Un jour historique pour l’Argentine. Hier dans la matinée, le Sénat a adopté le projet de loi autorisant l’avortement dans le pays, après douze heures de débat parlementaire dignes d’une finale sportive passionnée. La nouvelle loi autorise l’interruption volontaire de grossesse (IVG) dans tous les cas jusqu’à la quatorzième semaine de gestation. Elle permettra d’éviter un demi million d’avortements clandestins chaque année, ainsi que des milliers d’hospitalisations et de décès causés par ces opérations. Jusqu’à présent, seules les femmes qui avaient été violées ou dont la vie était en danger pouvaient exercer ce droit. Première pierre à l’édifice néanmoins, car de la légalisation à la garantie d’accès pour toutes les femmes demeure un écart que le pays devra encore combler.

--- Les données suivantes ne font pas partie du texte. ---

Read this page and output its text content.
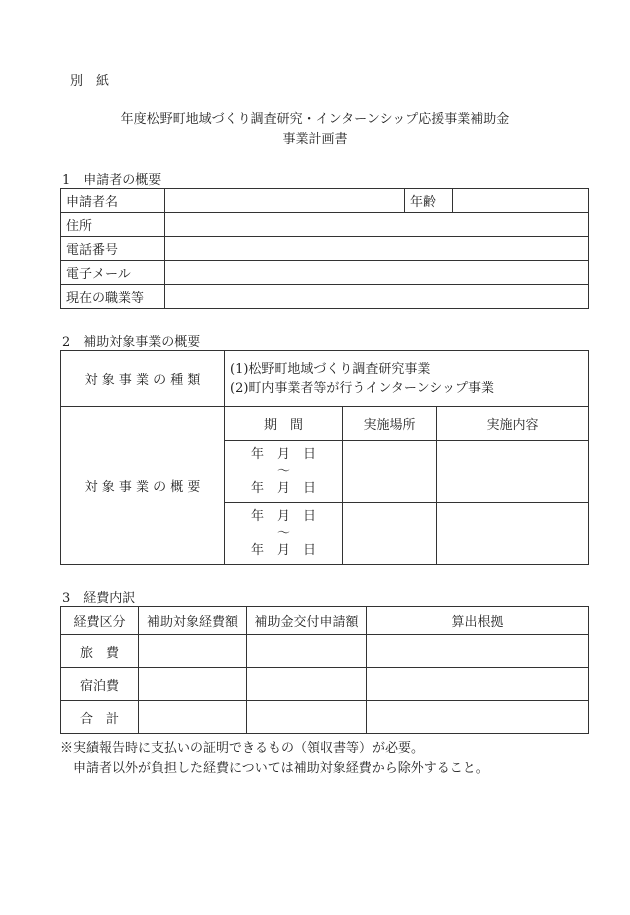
別　紙
年度松野町地域づくり調査研究・インターンシップ応援事業補助金
事業計画書
1　申請者の概要
申請者名		年齢	
住所			
電話番号			
電子メール			
現在の職業等			
2　補助対象事業の概要
対 象 事 業 の 種 類	(1)松野町地域づくり調査研究事業
(2)町内事業者等が行うインターンシップ事業		

対 象 事 業 の 概 要	期　間	実施場所	実施内容

	年　月　日
〜
年　月　日		

	年　月　日
〜
年　月　日		

3　経費内訳
経費区分	補助対象経費額	補助金交付申請額	算出根拠
旅　費			
宿泊費			
合　計			
※実績報告時に支払いの証明できるもの（領収書等）が必要。
　申請者以外が負担した経費については補助対象経費から除外すること。
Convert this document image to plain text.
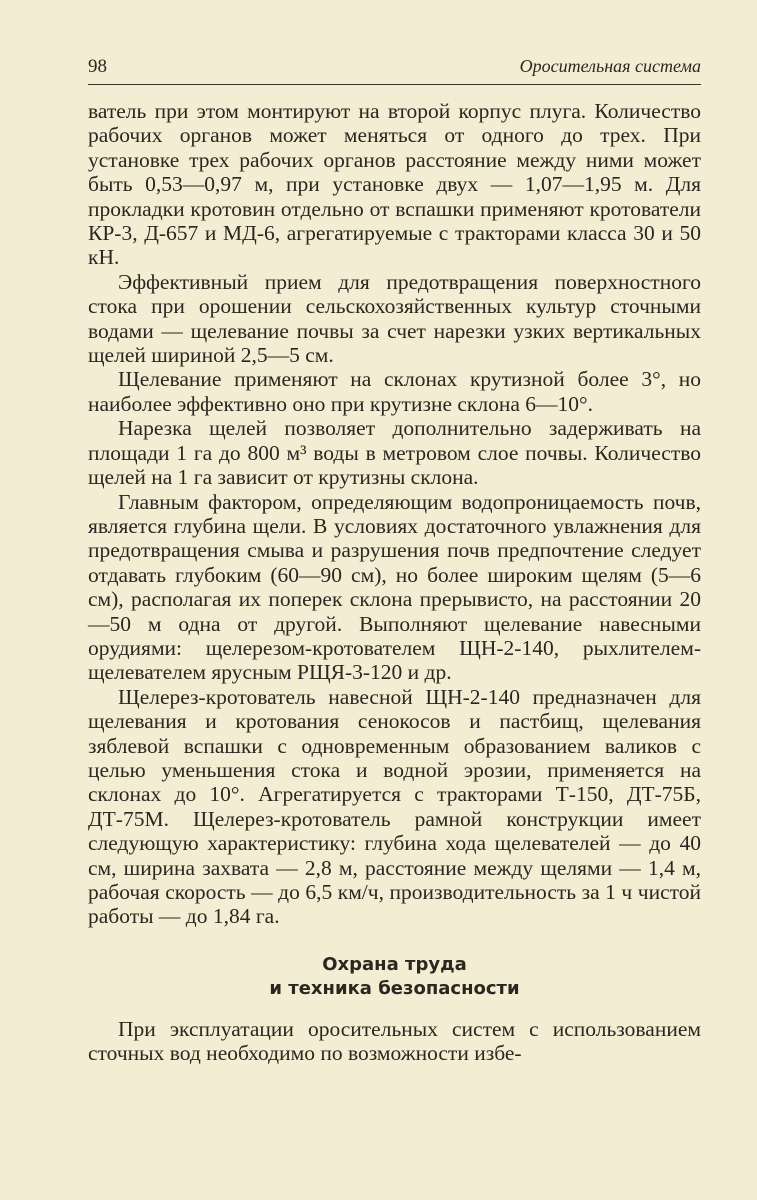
98	Оросительная система

ватель при этом монтируют на второй корпус плуга. Количество рабочих органов может меняться от одного до трех. При установке трех рабочих органов расстояние между ними может быть 0,53—0,97 м, при установке двух — 1,07—1,95 м. Для прокладки кротовин отдельно от вспашки применяют кротователи КР-3, Д-657 и МД-6, агрегатируемые с тракторами класса 30 и 50 кН.

Эффективный прием для предотвращения поверхностного стока при орошении сельскохозяйственных культур сточными водами — щелевание почвы за счет нарезки узких вертикальных щелей шириной 2,5—5 см.

Щелевание применяют на склонах крутизной более 3°, но наиболее эффективно оно при крутизне склона 6—10°.

Нарезка щелей позволяет дополнительно задерживать на площади 1 га до 800 м³ воды в метровом слое почвы. Количество щелей на 1 га зависит от крутизны склона.

Главным фактором, определяющим водопроницаемость почв, является глубина щели. В условиях достаточного увлажнения для предотвращения смыва и разрушения почв предпочтение следует отдавать глубоким (60—90 см), но более широким щелям (5—6 см), располагая их поперек склона прерывисто, на расстоянии 20—50 м одна от другой. Выполняют щелевание навесными орудиями: щелерезом-кротователем ЩН-2-140, рыхлителем-щелевателем ярусным РЩЯ-3-120 и др.

Щелерез-кротователь навесной ЩН-2-140 предназначен для щелевания и кротования сенокосов и пастбищ, щелевания зяблевой вспашки с одновременным образованием валиков с целью уменьшения стока и водной эрозии, применяется на склонах до 10°. Агрегатируется с тракторами Т-150, ДТ-75Б, ДТ-75М. Щелерез-кротователь рамной конструкции имеет следующую характеристику: глубина хода щелевателей — до 40 см, ширина захвата — 2,8 м, расстояние между щелями — 1,4 м, рабочая скорость — до 6,5 км/ч, производительность за 1 ч чистой работы — до 1,84 га.

Охрана труда
и техника безопасности

При эксплуатации оросительных систем с использованием сточных вод необходимо по возможности избе-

La loi avait été approuvée par la Chambre des députés le 11 décembre, après l’avoir été une première fois en 2018. Il y a deux ans, le débat s’était soldé par un vote défavorable du Sénat, grâce aux voix des provinces religieuses et conservatrices du nord de l’Argentine. Cette année, les dernières prédictions avant le début des débats donnaient à voir un match serré dans l’hémicycle : environ 32 soutiens s’étaient manifestés, pour 32 sénateurs dans l’opposition.

Une victoire fruit de négociations

Les négociations se sont jouées horizontalement, fait inédit pour ce pays très polarisé. L’opposition entre les défenseurs de la loi et ses opposants ne recoupe pas les clivages traditionnels : ce débat a énormément divisé le mouvement péroniste, dont l’ex-présidente Cristina Kirchner est issue. Elle-même s’était longtemps opposée à tout assouplissement de la loi à ce sujet, mais en 2018, devenue sénatrice après ses deux mandats présidentiels, elle déclare avoir changé de position et soutient résolument le projet législatif. Le camp « péroniste » se positionne aujourd’hui majoritairement en faveur du droit à l’IVG, même si les clivages internes persistent.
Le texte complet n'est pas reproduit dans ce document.